If transit SoF is all about shaping growth, then the last thing we should be doing is building a line along Fraser Hwy.
That's one of the problems with the transit mindset South of the Fraser: it is all about shaping growth. Don't get me wrong, shaping growth will be a good thing. We're going to need it. However, shaping growth is not the only thing the South of Fraser needs from rapid transit. There also needs to be a transportation benefit, and a better incentive for using transit altogether: transit needs to be fast, convenient, and reliable. There will be consequences to letting the fastest automobile use growth rate in Metro Van simply grow without enough control,
But, I'm not really convinced that the planners and decision makers have it right when it comes to growth shaping either. I actually don't think that at-grade Light Rail on its own is going to do it. See, the problem with the planning going on at city hall is that Light Rail is believed to be better for growth shaping because it is easier to build more stations (and thus, there are more development nodes) for it. Obvs, you could also build more rail transit to other corridors at a lower capital cost. I think that's not the correct way to be looking at this, and I think that for the very simple reason that the planners are ignoring the fact that we are part of a bigger region: Surrey will be facing lots of competition from the several other locations in Metro Vancouver that are near good rapid transit and prime for development.
There's a reason so many people and families are coming into the South of Fraser today: affordable housing and land value. Building rapid transit of any alignment or technology removes that incentive in the areas around it - and with rises in land value come higher developer risk and a weaker market, and without the incentives and benefits to offset that (such as strong transportation, a strong community, and good safety), people looking for or looking to develop urban transit-oriented development might simply turn away from Surrey, because the premium for such a similar home north of Fraser might become too small to even matter - leaving sprawl to continue, unhampered, like it currently is.
Think of it this way: you have a choice between buying or developing land on a Fraser Highway LRT in Fleetwood, or you could buy/develop near Royal Oak Station in Burnaby (and this would also be alongside developments that have already come up). Royal Oak has the Expo Line, Fleetwood has the Fraser LRT; they're different levels of transit with different ridership, but in both areas, land value has risen to similar levels.
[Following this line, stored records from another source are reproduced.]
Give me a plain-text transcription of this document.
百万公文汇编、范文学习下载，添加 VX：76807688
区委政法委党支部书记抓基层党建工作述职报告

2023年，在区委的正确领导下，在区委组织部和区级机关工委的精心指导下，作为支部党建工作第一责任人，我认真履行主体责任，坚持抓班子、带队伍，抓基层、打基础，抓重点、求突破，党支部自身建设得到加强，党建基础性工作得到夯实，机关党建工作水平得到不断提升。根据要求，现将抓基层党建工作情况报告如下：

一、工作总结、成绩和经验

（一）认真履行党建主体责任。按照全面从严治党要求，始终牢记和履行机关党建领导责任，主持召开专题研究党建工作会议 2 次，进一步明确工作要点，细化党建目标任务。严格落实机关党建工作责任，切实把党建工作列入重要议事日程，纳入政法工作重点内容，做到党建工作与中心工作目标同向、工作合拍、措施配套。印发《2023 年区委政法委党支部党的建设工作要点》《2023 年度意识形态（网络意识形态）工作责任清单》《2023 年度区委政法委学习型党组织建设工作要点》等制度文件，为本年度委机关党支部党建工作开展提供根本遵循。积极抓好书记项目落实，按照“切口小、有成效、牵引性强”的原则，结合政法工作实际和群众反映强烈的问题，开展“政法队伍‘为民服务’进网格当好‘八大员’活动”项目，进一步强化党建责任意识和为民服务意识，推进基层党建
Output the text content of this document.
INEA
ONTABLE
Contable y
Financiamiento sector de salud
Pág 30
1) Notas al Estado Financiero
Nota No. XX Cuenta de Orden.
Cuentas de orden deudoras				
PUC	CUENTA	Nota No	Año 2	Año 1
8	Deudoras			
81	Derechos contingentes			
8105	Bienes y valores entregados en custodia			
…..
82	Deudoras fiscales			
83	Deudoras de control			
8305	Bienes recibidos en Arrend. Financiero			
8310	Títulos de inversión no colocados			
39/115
Whether you're a buyer, renter or developer, you will probably be tempted to choose the Royal Oak area so long as space is available - because Surrey will still have far less incentives in other areas: the North of Fraser will still be the major market for jobs, and will still have more of the attractions, activity centres, and institutions (i.e. post secondary).
Think of why Surrey City Centre has not seen any significant, recurring development after 19-23 years of SkyTrain until the past 5 or so years, while growth has pretty much exploded in Burnaby in Metrotown and Brentwood - and, more recently, in Richmond. With Light Rail Transit, even with it going all across the city, it will take years and years before Surrey even starts to see the land use benefits, because there will be so much better investment opportunities at the same price North of Fraser with our new rapid transit investments like the Canada Line, Evergreen Line and Broadway subway. Only when those opportunities run low does the rest of Surrey start to become a viable solution.
By then, it will be too late. Without the better transit speed, frequency and reliability, and revenue (to further improve bus service) to attract ridership in spite of any land use (and the land use to help drive it in spite of competitivity as well - this land use could also be a result of the former), roads in Surrey will be filled with cars and the whole city will be pretty messy in many communities. Especially if Surrey really ends up building more LRT stations than are planned (currently, LRT & RRT have same station locations), because more stations will slow down commutes. Safety concern will pretty much have to be eliminated to make up for that (and who knows if that will happen), and the city will need to have boosted investment in other services to make at least some improvements in the community in the ways transit could not.
And, people and developers looking at Metro Vancouver will once again have the choice of paying lots for an awesome area, or peanuts for a shitty area. Back to square one.